Online marketplace Amazon invested more than $1.2 billion and hired about 15,000 experts in 2023 to protect the brand, its sellers, and customers from fraud and counterfeit, according to the Amazon 2023 Brand Protection Report.
Amazon said when a customer purchases from the store, they trust they will receive an authentic product, and when businesses choose to sell in the store, they trust Amazon to provide a great selling experience free from competition with bad actors.
"In 2023, Amazon invested more than $1.2 billion and employed more than 15,000 people, including machine learning scientists, software developers, and expert investigators, who were dedicated to protecting customers, brands, selling partners, and our store from counterfeit, fraud, and other forms of abuse," it said.
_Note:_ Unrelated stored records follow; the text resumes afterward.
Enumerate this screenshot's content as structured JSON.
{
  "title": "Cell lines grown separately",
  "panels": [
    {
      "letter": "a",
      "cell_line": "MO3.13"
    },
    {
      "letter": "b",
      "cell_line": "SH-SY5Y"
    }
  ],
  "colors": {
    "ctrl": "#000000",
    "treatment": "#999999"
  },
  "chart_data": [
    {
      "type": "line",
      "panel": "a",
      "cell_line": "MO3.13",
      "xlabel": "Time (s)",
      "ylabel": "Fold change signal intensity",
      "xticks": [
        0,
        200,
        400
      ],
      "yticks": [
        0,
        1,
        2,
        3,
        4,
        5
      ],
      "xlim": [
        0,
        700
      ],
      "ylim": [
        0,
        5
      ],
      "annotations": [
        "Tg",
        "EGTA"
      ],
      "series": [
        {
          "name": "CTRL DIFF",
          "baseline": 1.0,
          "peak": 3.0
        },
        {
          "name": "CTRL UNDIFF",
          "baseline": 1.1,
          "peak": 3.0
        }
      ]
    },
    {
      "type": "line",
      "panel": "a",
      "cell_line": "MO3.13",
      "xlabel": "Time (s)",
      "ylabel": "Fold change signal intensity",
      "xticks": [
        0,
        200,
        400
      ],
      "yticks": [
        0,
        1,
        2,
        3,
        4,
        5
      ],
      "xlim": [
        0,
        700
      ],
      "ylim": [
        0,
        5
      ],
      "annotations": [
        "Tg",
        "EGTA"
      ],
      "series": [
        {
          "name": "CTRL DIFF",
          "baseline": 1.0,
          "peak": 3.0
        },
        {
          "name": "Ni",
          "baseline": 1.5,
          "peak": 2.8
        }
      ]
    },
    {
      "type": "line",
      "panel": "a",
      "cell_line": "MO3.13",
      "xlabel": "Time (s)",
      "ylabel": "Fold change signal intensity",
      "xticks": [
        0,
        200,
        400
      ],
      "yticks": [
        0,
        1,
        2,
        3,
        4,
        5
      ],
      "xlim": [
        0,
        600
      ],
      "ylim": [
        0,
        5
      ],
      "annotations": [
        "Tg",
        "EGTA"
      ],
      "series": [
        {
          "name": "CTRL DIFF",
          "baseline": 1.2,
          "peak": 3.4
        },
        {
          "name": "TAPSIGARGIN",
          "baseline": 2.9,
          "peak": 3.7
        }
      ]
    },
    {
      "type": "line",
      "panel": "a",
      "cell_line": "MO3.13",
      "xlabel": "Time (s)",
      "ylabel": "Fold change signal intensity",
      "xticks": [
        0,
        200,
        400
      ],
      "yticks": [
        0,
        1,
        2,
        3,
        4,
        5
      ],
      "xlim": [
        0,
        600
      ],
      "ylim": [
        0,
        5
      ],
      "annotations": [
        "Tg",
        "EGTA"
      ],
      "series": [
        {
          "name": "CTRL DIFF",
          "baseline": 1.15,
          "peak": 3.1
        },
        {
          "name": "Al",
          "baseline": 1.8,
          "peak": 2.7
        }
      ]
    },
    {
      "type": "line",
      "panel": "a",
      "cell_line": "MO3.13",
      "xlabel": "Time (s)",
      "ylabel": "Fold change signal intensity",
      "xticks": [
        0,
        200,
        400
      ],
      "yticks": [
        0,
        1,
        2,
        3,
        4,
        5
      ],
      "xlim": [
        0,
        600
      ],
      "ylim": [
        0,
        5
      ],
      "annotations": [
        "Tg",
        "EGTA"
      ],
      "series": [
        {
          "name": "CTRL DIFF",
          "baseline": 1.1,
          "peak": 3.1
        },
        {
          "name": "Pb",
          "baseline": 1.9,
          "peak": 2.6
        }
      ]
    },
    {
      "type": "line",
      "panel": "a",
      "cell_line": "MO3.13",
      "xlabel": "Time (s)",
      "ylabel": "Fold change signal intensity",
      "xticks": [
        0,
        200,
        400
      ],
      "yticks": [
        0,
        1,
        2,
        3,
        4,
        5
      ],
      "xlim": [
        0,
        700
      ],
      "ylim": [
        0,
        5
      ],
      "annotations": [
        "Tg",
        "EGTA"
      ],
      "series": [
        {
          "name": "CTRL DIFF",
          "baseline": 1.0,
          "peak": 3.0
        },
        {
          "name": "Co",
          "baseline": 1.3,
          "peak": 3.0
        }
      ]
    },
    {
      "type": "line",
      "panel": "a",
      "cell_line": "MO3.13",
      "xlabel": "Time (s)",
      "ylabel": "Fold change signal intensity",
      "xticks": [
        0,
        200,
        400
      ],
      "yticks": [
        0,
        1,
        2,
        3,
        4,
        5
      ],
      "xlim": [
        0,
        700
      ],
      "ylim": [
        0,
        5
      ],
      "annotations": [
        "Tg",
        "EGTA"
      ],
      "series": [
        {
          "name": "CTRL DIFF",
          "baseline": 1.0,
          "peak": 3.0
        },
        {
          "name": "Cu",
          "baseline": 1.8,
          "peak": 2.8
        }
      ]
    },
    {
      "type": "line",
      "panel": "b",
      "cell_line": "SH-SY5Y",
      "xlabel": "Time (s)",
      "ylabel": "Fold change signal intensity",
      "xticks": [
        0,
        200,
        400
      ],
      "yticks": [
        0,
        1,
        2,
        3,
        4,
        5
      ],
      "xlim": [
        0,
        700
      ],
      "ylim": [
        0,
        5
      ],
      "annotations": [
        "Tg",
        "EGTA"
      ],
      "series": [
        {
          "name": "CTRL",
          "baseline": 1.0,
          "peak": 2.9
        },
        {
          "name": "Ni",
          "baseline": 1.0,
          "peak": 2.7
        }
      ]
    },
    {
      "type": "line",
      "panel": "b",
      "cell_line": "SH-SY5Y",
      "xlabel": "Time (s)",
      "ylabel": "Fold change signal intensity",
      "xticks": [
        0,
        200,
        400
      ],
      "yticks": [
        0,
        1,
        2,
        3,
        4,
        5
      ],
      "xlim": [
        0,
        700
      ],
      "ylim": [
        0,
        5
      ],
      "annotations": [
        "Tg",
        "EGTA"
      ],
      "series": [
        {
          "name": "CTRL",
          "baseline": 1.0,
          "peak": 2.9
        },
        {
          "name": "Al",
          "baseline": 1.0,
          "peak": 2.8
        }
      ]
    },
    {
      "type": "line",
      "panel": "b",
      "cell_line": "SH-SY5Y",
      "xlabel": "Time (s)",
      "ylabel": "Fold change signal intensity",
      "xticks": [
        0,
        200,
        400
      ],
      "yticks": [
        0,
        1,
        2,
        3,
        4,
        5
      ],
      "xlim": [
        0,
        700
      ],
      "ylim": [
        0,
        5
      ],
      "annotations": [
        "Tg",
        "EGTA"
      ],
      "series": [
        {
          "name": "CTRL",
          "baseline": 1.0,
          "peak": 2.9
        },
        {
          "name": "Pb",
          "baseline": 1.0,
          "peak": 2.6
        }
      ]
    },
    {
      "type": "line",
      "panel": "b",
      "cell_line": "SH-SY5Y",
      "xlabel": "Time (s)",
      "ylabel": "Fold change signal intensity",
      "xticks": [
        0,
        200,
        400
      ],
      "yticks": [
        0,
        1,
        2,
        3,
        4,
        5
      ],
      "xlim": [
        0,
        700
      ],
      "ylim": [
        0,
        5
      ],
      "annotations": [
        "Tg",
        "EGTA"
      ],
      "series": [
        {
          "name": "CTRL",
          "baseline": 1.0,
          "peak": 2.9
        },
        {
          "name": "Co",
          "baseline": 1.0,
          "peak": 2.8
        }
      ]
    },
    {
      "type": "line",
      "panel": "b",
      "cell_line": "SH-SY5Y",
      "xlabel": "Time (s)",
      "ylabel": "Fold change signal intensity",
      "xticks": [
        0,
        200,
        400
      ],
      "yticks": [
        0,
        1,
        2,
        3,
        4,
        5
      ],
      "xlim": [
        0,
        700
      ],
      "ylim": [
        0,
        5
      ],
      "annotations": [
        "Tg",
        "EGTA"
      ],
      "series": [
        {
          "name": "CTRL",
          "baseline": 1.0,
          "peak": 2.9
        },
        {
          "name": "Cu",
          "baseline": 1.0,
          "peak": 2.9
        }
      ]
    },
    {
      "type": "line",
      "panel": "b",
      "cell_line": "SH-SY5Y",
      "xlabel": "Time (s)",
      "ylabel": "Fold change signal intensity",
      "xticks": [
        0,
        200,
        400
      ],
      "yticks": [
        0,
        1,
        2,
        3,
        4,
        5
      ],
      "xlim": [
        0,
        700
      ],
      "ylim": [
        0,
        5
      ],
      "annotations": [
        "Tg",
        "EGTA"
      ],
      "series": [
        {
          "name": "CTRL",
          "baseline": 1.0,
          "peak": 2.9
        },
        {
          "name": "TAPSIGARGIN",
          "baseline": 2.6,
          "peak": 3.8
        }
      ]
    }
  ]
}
Amazon said it uses document forgery detection, advanced image and video verification, and other technologies to confirm the authenticity of government-issued identity documents quickly and whether they match the individual applying to sell in the marketplace.
These technologies, it said, coupled with continued innovation in its machine learning-based detection, are deterring bad actors from attempting to create new Amazon selling accounts.
"In 2023, Amazon stopped more than 700,000 bad actor attempts to create new selling accounts, stopping them before they were able to list a single product for sale in our store. This is down from 6 million attempts by bad actors to create new Amazon selling accounts in 2020," the report said.
It added that Amazon identified, seized, and appropriately disposed of more than 7 million counterfeit products worldwide in 2023, preventing them from harming customers or being resold elsewhere in the retail supply chain.
It added that since its launch in 2020, Amazon's Counterfeit Crimes Unit has pursued more than 21,000 bad actors through litigation and criminal referrals to law enforcement.
Since 2020, it said, while the number of products available for sale in the store has grown significantly, the platform saw a more than 30 per cent decrease in the total valid notices of infringement submitted by brands.
"Amazon's proactive controls blocked more than 99 per cent of suspected infringing listings before a brand ever had to find and report them," the report said.